The Impact of Lymphatic Filariasis Mass Drug Administration Scaling Down on Soil-Transmitted Helminth Control in School-Age Children

Present Situation and Expected Impact from 2016 to 2020

Citation: Mupfasoni D, Montresor A, Mikhailov A, King J (2016) The Impact of Lymphatic Filariasis Mass Drug Administration Scaling Down on Soil-Transmitted Helminth Control in School-Age Children. Present Situation and Expected Impact from 2016 to 2020. PLoS Negl Trop Dis 10(12): e0005202. doi:10.1371/journal.pntd.0005202
Published: December 19, 2016

Lymphatic filariasis (LF) and soil-transmitted-helminths (STH) are co-endemic in 58 countries which are mostly in Africa and Asia. Worldwide, 486 million school-age children are considered at risk of both diseases. In 2000, the World Health Organization (WHO) established the global programme to eliminate LF by 2020. Since then, the LF elimination programme has distributed ivermectin or diethylcarbamazine citrate (DEC) in combination with albendazole, thereby also treating STH. Consequently, many school-age children have been treated for STH through the LF programme.

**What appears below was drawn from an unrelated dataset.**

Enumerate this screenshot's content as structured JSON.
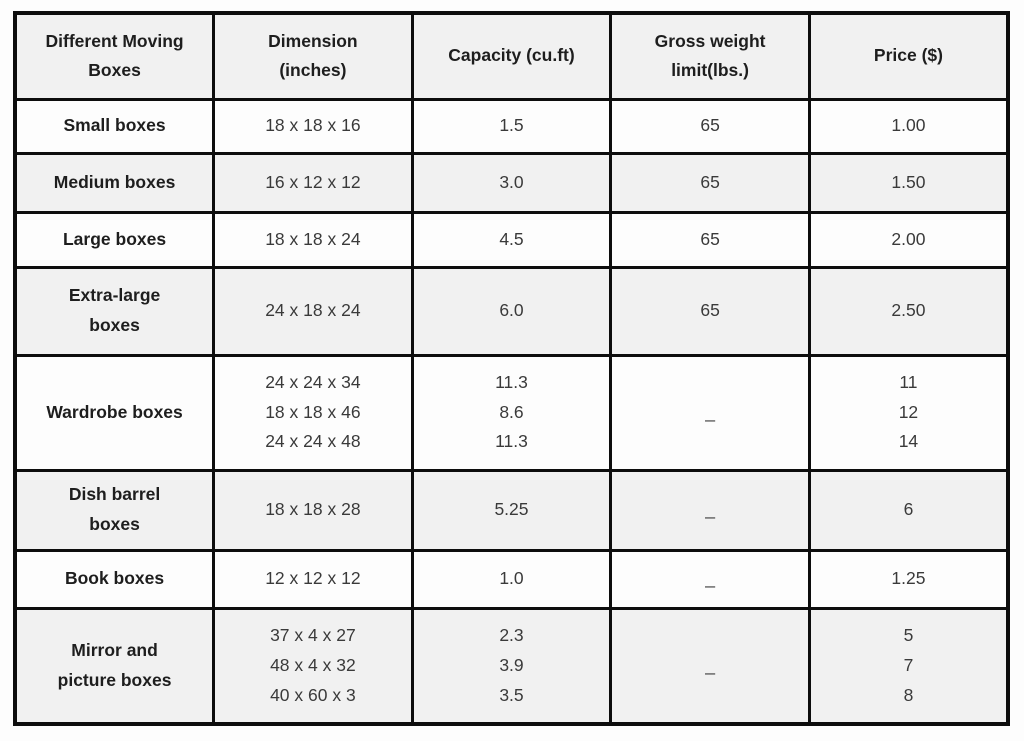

As treatment targets towards the 2020 LF elimination goal are achieved, many countries are implementing the transmission assessment survey (TAS) and, if the LF prevalence is estimated to be less than 1%, scaling down mass drug administration (MDA). We analysed the 2014 data on preventive chemotherapy (PC) reported from LF STH co-endemic countries and projected the year and location of TAS expected to be conducted between 2016 and 2020 to assess the impact of this scaling down on STH PC. Eighty percent of all co-endemic countries that have already stopped LF MDA nationally were able to establish STH PC through schools. It is estimated that 14% of the total number of children presently covered by the LF programme is at risk of not continuing to receive PC for STH. In order to achieve and maintain the WHO 2020 goal for STH control, there is an urgent need to establish and reinforce school-based deworming programmes in countries scaling-down national LF elimination programmes.

Author Summary: Lymphatic filariasis (LF) and soil-transmitted helminths (STH) (i.e. intestinal worms) are two tropical diseases that are found together in 58 countries in the world. School-age children are most affected by intestinal worms, albendazole, one of the two drugs used for LF, also treats STH. For this reason, large-scale delivery of LF drugs in the community has been used as a means to also treat school-age children for intestinal worm infections in many countries. In line with the WHO goal to eliminate LF by 2020, countries that have achieved that objective have started stopping community-based LF treatment. Therefore, we analysed treatment data from 2014 to quantify the effect of this reduction on treatment of school-age children for intestinal worms. The results show that 80% of countries that have already stopped LF treatment were able to administer deworming drugs for STH to school-age children within school-based treatment programmes. There is an urgent need to continue to establish and strengthen deworming through school health programmes in endemic countries in order to meet the WHO established goal to treat at least 75% of at risk school-age children for STH by 2020.